Чуткость философского слуха по отношению к идее исповеди - не исторически ушедшая от нас эпоха "подлинного" бытия покаянного слова. Интерес, который проявляют к этой проблеме современные отечественные исследователи, конечно, не является случайным. Объяснение ему лежит не только в сфере исторической. Тема исповеди, так и не став частью духовного опыта многих поколений, вдруг стала актуальной "идеологически", чуть ли не превратилась в расхожую тему. На этом фоне парадоксальным выглядит следующий факт. Современный политический ангажемент по природе своей предполагает отказ от исповедания своих грехов, какие бы высокие слова не произносились по поводу наследования духовных традиций. Выход из печати разномасштабных  "исповедей на заданную тему", авторами которых становятся как ведущие политики, так и люди с сомнительной биографией, лишь оформляет, подтверждает эту ситуацию. Исповедоваться стало не просто модно, но как бы и необходимо для подтверждения последовательности, цельности своих позиций. Исповедь как бы приближается к своим полуязыческим истокам начала христианской эры. Публично-книжная исповедь, образцов которой в последнее время появилось достаточно много, внешней формой напоминает августиновский текст (и даже соответствует его предыстории - жанру публичного покаяния). На самом же деле великая идея просто эксплуатируется, и это служит лишним подтверждением принципиального, тотального отказа от исповеди.

Можно сказать, что происходит та же инверсия смыслов, которая так характерна для интерпретации исповеди в истории культуры: покаянное слово подменяется словом проповеди, которая всегда публична и не требует диалога. Такого рода “исповедь”, отрицая самое себя, предстает в качестве нового наукоучения, мало приемлемого с точки зрения изначального внутреннего духовного опыта. Культура впитывает в себя модель "лютеранского соблазна", перестает вступать с нами в подлинный диалог. В этом, по-видимому, заключен один из возможных ответов на вопрос, почему реальная политика часто является столь далекой от нужд и чаяний простого человека.

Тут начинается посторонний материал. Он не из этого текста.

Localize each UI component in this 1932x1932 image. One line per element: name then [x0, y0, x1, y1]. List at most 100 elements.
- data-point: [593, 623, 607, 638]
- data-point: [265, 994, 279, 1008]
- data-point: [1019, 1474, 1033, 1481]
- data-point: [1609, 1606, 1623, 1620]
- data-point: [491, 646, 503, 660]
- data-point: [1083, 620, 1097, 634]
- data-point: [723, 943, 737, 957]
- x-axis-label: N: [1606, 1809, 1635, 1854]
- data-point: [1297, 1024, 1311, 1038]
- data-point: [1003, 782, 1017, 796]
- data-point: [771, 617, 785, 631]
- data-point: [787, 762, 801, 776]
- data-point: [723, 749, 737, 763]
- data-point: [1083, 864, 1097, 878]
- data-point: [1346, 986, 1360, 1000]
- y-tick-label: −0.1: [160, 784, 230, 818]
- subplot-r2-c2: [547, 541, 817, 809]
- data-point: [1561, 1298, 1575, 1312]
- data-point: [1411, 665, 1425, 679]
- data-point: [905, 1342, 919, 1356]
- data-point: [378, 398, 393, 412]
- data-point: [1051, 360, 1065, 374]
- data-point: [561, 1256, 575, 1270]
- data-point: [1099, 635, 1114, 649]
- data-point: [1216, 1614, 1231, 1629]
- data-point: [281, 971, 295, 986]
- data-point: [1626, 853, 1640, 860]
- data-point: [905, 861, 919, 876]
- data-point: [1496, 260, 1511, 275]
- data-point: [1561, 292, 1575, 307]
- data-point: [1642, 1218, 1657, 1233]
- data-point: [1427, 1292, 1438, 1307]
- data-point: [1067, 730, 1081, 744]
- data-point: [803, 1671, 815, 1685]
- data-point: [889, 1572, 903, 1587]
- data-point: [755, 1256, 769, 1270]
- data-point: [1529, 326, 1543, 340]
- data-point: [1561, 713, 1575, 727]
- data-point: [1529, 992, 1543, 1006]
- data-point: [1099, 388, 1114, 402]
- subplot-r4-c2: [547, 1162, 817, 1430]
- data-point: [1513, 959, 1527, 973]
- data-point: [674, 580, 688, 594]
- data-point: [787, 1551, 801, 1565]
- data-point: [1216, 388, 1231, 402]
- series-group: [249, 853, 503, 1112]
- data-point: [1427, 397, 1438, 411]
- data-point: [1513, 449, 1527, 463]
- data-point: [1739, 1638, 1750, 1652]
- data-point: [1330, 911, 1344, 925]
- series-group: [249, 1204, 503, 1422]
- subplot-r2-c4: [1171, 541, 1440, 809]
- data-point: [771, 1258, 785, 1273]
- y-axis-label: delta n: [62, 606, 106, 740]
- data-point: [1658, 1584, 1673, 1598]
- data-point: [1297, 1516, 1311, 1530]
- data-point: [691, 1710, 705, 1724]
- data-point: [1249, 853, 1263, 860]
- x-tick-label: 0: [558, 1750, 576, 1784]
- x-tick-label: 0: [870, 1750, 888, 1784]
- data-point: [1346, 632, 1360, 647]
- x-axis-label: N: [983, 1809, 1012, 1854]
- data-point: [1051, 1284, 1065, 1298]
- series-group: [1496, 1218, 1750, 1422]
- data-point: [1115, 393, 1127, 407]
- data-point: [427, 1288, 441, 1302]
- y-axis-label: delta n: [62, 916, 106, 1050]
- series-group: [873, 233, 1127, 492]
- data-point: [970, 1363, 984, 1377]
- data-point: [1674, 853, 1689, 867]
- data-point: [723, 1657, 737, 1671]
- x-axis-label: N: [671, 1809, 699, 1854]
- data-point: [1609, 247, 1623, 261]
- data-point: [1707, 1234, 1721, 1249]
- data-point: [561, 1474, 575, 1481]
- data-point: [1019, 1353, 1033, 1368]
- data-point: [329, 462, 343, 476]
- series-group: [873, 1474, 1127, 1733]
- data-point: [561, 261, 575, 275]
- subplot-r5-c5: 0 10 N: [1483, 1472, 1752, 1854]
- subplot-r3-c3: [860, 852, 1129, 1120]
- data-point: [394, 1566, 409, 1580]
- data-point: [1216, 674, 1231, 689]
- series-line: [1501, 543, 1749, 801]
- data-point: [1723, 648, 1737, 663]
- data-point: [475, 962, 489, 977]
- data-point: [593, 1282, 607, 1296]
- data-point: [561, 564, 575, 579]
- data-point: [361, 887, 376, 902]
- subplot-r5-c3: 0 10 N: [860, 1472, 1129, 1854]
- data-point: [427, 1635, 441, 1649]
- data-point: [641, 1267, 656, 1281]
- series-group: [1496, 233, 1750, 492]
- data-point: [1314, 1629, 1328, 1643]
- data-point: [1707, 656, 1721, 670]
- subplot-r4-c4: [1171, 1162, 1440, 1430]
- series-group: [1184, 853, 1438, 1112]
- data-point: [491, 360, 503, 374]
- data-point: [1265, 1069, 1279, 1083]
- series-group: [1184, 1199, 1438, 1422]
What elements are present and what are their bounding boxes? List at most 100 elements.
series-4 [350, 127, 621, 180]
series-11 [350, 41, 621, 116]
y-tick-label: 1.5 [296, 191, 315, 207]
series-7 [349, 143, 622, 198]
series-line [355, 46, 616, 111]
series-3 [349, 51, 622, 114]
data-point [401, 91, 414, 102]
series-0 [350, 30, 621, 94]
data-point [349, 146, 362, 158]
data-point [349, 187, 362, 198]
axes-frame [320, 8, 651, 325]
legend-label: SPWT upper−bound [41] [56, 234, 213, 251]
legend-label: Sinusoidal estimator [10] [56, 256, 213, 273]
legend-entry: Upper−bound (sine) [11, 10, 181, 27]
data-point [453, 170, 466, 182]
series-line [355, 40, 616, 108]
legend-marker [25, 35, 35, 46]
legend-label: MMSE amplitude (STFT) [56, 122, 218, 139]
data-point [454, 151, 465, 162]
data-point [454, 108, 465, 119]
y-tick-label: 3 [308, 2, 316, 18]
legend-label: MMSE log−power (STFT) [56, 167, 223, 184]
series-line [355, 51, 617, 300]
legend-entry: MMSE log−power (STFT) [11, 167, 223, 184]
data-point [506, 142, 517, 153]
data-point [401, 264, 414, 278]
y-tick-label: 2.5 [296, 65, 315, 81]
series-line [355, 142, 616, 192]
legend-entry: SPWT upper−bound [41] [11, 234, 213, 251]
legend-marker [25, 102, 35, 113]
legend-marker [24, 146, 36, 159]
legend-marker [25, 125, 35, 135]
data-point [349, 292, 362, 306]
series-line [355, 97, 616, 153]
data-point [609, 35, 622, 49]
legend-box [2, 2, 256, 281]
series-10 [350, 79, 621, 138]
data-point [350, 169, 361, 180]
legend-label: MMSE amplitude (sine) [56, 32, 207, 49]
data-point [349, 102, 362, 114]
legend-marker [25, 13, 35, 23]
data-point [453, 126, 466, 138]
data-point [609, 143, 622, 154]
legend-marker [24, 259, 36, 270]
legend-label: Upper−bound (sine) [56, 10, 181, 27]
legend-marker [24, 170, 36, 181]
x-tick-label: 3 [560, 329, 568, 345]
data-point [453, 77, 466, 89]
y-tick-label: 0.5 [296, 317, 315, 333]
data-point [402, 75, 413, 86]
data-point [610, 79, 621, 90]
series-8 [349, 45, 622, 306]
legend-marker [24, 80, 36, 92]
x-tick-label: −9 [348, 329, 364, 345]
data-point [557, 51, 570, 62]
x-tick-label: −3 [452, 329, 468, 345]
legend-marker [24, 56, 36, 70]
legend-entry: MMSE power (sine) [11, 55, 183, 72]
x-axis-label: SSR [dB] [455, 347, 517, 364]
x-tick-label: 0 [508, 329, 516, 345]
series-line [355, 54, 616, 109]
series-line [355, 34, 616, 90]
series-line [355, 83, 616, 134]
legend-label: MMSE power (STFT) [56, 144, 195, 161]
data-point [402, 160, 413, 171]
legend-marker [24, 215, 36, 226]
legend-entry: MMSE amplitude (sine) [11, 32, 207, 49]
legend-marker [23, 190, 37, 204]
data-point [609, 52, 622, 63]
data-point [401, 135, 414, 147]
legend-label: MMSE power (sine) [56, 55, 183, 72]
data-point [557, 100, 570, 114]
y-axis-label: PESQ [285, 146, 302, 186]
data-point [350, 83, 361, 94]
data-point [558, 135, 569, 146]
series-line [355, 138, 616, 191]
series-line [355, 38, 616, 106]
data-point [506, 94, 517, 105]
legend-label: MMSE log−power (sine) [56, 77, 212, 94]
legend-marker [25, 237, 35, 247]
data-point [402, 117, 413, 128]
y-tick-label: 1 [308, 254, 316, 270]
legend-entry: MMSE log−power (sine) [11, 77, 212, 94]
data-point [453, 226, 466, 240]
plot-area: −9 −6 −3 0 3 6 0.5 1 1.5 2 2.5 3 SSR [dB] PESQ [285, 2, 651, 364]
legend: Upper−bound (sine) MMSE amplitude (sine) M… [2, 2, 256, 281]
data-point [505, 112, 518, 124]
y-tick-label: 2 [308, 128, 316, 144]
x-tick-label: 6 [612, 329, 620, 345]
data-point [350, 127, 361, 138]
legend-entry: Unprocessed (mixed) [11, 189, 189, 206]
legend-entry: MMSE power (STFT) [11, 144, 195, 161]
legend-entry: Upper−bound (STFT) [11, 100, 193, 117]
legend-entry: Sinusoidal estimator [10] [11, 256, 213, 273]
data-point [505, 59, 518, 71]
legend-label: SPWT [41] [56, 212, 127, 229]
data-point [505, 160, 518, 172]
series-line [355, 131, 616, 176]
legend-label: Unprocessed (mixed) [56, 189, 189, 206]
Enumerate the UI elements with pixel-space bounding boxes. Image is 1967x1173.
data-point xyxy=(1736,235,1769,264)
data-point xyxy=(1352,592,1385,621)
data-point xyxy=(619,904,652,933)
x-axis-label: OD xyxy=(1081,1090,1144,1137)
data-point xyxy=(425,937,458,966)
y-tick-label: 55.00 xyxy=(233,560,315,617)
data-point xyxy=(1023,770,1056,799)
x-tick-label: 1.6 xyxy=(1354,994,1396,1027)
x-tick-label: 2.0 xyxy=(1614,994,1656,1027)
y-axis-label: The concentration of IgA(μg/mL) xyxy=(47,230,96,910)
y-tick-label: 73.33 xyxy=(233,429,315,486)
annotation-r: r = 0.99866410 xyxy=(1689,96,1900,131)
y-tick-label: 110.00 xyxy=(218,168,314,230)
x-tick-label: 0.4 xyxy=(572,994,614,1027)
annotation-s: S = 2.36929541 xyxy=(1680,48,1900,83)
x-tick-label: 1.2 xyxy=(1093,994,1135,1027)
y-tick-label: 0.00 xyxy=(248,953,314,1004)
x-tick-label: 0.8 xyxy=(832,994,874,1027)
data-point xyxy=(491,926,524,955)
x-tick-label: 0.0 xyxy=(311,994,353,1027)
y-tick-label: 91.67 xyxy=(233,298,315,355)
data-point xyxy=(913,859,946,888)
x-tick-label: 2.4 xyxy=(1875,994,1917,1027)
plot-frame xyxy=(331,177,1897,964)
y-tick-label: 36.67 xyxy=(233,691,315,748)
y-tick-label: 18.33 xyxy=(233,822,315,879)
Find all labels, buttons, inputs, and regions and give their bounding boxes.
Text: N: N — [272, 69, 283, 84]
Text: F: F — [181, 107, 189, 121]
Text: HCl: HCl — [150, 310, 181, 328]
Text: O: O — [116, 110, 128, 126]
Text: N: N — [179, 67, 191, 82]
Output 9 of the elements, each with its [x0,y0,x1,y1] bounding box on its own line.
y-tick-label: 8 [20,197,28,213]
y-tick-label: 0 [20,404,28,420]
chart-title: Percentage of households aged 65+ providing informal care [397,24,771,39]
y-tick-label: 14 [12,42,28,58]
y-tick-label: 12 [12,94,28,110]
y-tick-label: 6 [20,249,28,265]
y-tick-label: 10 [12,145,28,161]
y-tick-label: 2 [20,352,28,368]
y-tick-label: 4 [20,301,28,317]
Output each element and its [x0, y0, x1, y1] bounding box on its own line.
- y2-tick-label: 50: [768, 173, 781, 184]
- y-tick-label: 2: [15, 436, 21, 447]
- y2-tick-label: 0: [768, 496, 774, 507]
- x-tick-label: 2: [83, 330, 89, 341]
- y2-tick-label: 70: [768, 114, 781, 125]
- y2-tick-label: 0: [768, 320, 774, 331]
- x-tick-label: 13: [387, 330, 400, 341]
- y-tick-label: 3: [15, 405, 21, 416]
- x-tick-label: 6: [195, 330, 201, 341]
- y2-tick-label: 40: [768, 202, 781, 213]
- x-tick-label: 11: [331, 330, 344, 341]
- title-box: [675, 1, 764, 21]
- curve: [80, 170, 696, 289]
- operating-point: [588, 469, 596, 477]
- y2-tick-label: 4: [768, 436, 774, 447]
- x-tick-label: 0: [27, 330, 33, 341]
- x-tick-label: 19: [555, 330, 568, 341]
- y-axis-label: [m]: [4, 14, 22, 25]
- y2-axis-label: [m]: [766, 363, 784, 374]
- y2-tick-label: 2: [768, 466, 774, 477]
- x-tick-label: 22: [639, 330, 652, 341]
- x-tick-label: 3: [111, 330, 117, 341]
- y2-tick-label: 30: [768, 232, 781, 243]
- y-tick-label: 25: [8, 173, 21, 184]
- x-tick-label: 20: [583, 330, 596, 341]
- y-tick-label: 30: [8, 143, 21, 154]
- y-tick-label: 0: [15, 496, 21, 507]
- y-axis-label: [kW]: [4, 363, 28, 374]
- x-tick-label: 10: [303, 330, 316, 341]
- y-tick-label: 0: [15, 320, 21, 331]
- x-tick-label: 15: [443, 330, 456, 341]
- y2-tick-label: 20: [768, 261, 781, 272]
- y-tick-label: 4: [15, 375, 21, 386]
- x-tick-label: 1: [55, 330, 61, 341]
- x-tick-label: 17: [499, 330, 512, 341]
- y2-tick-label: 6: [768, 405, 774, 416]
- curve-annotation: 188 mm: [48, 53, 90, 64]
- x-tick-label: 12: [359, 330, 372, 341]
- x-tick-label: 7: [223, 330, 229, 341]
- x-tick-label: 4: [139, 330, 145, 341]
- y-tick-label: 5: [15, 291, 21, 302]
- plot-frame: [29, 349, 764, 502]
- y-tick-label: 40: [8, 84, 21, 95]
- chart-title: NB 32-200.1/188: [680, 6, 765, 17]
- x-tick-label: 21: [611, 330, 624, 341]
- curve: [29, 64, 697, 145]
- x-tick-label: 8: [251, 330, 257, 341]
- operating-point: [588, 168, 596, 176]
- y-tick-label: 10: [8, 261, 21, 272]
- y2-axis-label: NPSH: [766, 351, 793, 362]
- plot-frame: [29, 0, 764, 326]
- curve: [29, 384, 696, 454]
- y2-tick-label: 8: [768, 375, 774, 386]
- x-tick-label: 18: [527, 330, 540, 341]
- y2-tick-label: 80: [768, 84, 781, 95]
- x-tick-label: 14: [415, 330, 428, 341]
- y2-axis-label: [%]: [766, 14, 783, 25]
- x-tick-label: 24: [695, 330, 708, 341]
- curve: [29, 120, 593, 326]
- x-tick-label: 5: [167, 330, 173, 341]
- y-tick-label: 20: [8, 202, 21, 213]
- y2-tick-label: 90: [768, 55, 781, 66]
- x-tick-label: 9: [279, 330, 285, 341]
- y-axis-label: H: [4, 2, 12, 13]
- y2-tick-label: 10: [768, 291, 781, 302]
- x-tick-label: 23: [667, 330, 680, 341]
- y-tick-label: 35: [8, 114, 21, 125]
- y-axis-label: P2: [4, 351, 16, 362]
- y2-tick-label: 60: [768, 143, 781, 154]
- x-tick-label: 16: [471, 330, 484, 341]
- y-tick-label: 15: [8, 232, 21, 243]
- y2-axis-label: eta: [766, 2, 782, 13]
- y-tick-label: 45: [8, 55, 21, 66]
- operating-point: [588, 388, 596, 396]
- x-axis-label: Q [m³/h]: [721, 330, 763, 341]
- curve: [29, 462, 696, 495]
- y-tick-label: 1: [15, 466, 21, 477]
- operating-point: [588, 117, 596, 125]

Поэтому взгляд на Августина наших современников - это взгляд на нас самих, неосознанно пытающихся выбраться из скреп непокаянного слова, маскирующегося под слово исповеди.В этой ситуации уроки Августина становятся не просто уроками самосознания, но и пророческими притчами о живущих сегодня.

  Остановимся теперь на нескольких примерах исследования проблемы исповеди у Августина. Наиболее интересными представляются мысли трех отечественных авторов, специально посвятивших этой проблеме свои работы. Автор имеет в виду работы М.М.Бахтина, Л.П.Баткина и В.Л.Рабиновича. В целом эти идеи представляют собой новый "тройственный" взгляд на Августина, взгляд, брошенный уже с высоты культуры ХХ в.

В универсальном исследовании по истории биографического жанра  Г.Миш определил автобиографию как "выражение знания человека о самом себе", причем он считал, что автобиография "имеет свои основания в столь же фундаментальном, сколь загадочном явлении, которое принято называть самосознанием"[18]. М.М.Бахтин, вступая в некоторое противоречие с Г.Мишем и подтверждая одновременно известную мысль Н.А.Бердяева, полагал, что исповедальное слово и автобиографическое описание принадлежат к разным жанрам. Тем не менее у последних есть единая историческая и художественная основа. Этой основой является "Исповедь" Августина, основная драма в которой разворачивается вокруг внутреннего мира героя-автора. Кризис и перерождение героя становятся главными элементами жанра, и одновременно - своеобразной моделью развития европейской культуры[e1] [19]. М.М.Бахтин постоянно говорит о том, что точки пересечения, взаимопроникновения исповеди и автобиографии чрезвычайно важны. Исповедальное слово должно присутствовать в автобиографии, что в принципе и отличает последнюю от жанра биографии. Таким образом, у Бахтина исповедь и автобиография сосуществуют как взаимодополняющие и не существующие один без другого жанры.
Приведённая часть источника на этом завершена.